Port de Montréal: Gérer la diversité sans s’arrêter

Port de Montréal: Gérer la diversité sans s’arrêter
Robert Sauvé, directeur de la gestion des Infrastructures, Port de Montréal (Photo : Josée Hamelin)

Avec ses 90 km de chemins de fer, ses 26 km de berges sillonnant le Saint-Laurent et ses besoins hautement spécifiques, le Port de Montréal dispose d’une diversité de véhicules comme on en voit rarement.

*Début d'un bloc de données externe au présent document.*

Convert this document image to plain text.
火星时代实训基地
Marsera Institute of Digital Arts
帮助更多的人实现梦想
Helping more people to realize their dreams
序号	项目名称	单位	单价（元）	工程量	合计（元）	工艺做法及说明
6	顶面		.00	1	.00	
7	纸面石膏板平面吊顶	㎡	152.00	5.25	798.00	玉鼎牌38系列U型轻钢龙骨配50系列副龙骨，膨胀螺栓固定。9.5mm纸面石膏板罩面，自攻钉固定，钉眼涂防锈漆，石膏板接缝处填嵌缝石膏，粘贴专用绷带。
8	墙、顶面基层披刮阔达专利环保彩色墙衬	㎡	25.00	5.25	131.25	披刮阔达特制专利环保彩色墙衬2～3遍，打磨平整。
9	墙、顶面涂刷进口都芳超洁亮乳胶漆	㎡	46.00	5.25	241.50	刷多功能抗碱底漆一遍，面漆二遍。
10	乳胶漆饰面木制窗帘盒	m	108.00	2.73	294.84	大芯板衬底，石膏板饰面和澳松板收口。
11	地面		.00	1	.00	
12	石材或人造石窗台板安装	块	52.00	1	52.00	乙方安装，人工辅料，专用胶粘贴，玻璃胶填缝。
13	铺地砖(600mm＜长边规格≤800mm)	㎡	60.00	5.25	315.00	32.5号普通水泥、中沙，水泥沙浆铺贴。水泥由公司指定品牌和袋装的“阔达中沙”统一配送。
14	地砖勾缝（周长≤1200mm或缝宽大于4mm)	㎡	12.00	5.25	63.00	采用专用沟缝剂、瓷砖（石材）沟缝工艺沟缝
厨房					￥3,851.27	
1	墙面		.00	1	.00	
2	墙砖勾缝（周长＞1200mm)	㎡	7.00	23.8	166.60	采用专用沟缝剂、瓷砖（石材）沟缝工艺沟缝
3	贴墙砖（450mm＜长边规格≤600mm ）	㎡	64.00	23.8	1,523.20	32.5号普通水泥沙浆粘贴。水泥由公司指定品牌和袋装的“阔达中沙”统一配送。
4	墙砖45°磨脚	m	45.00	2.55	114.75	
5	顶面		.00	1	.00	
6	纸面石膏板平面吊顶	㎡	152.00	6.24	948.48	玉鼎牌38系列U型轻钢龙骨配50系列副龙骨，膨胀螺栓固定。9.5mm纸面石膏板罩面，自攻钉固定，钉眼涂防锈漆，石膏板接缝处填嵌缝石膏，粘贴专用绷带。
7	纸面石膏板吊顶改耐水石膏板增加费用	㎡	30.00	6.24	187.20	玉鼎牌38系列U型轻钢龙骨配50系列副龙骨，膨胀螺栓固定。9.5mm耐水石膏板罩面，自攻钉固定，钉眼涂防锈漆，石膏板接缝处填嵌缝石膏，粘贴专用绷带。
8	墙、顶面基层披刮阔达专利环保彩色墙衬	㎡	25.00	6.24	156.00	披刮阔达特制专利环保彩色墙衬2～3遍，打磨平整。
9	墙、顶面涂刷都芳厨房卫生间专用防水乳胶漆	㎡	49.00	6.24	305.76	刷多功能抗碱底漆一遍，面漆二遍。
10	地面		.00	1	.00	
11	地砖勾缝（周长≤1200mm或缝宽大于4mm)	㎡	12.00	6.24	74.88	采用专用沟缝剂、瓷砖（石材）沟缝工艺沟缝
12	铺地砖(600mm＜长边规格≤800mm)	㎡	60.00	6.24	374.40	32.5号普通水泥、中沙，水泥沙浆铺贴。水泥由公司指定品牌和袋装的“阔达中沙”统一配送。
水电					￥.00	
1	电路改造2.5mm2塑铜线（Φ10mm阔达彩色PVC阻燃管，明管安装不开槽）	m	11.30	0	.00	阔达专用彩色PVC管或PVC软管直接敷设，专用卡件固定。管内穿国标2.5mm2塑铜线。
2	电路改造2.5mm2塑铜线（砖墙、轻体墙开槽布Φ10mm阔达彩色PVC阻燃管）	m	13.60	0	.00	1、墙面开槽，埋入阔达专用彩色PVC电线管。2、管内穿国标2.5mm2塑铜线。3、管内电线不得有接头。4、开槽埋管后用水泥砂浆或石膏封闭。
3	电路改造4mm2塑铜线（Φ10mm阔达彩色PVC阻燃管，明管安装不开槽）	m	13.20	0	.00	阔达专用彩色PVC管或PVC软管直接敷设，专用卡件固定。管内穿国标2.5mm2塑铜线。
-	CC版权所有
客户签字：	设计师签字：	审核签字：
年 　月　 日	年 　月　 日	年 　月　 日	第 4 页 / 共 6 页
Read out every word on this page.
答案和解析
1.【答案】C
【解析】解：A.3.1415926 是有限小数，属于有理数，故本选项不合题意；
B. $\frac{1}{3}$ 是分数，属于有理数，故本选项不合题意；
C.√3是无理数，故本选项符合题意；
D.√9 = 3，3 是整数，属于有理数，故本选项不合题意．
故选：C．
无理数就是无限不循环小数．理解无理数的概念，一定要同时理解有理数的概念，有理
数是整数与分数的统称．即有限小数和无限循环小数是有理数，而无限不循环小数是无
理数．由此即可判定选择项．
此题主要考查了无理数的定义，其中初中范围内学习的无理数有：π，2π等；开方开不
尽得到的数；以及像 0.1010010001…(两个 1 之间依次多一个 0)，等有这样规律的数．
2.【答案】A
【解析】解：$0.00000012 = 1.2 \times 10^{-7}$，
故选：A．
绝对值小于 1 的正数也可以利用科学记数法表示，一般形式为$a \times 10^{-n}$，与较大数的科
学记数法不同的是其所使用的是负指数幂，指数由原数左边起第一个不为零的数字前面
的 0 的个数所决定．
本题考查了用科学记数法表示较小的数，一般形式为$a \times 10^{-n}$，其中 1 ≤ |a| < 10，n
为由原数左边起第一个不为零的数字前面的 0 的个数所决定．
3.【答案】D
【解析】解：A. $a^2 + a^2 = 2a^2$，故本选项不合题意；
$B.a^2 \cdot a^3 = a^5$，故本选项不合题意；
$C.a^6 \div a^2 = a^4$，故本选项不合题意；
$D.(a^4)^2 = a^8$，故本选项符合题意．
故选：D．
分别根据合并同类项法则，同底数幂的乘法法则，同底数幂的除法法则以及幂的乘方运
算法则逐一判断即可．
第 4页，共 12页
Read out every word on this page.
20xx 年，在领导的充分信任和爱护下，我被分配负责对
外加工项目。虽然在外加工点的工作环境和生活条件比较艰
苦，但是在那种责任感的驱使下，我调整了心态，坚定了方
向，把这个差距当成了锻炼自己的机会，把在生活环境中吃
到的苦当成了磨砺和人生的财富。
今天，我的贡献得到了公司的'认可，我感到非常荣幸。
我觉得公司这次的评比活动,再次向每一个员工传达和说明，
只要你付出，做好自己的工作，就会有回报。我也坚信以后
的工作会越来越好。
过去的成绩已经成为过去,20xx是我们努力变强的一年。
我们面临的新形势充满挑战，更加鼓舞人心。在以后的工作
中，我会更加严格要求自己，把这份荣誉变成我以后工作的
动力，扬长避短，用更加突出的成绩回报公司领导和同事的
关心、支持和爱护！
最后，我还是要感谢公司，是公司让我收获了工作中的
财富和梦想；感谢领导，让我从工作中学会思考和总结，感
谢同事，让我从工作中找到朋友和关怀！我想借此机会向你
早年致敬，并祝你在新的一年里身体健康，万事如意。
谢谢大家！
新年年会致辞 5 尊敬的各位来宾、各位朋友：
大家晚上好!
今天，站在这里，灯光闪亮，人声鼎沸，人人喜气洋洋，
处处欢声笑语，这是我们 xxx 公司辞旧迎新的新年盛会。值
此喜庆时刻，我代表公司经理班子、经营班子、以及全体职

Peu de gestionnaires doivent composer avec des locomotives, des véhicules de voirie, de services techniques en tout genre, de sécurité incendie et de distribution électrique. C’est pourtant le quotidien de Robert Sauvé, directeur de la gestion des infrastructures du Port de Montréal, qui – parmi ses nombreuses tâches – veille au fonctionnement d’un parc de 88 véhicules composé de camionnettes, de locomotives, de grues, de chargeuses, d’excavatrices, de nacelles, mais aussi de VTT et de bateaux.

Toujours en marche

On dit du Port qu’il ne dort jamais ; pour M. Sauvé, l’immobilité n’est pas une avenue. « Quotidiennement, le CP et le CN déposent les wagons de marchandises, et nous les acheminons sur les terminaux de nos clients, explique-t-il. Environ 50 % des cargaisons sont transportées par camion, et le reste est véhiculé par rails. » Cela représente 1,6 million de conteneurs par année et plus de 2000 camions chaque jour.

Dans ces circonstances, pas question de laisser les intempéries dicter le tempo. « Nous avons des camions de déneigement, des balais à souffler la neige ainsi que des excavatrices articulées pour rails munies de ventilateurs de 300 km/h. » Le Port possède aussi six sous-stations électriques afin d’assurer son autonomie. Lors du grand verglas, nous étions alimentés alors que le Québec était dans le noir », rappelle-t-il.

Puisque chaque arrêt des opérations coûte des centaines de milliers de dollars, le Port dispose aussi d’un service de protection incendie. Ses véhicules sont équipés de trousses d’analyse pouvant répondre à toutes les situations, car ses employés doivent sécuriser les lieux en cas de déversement. La surveillance et la sécurité portuaire sont assurées par des patrouilleurs qui sillonnent jour et nuit ce grand territoire à bord de VUS.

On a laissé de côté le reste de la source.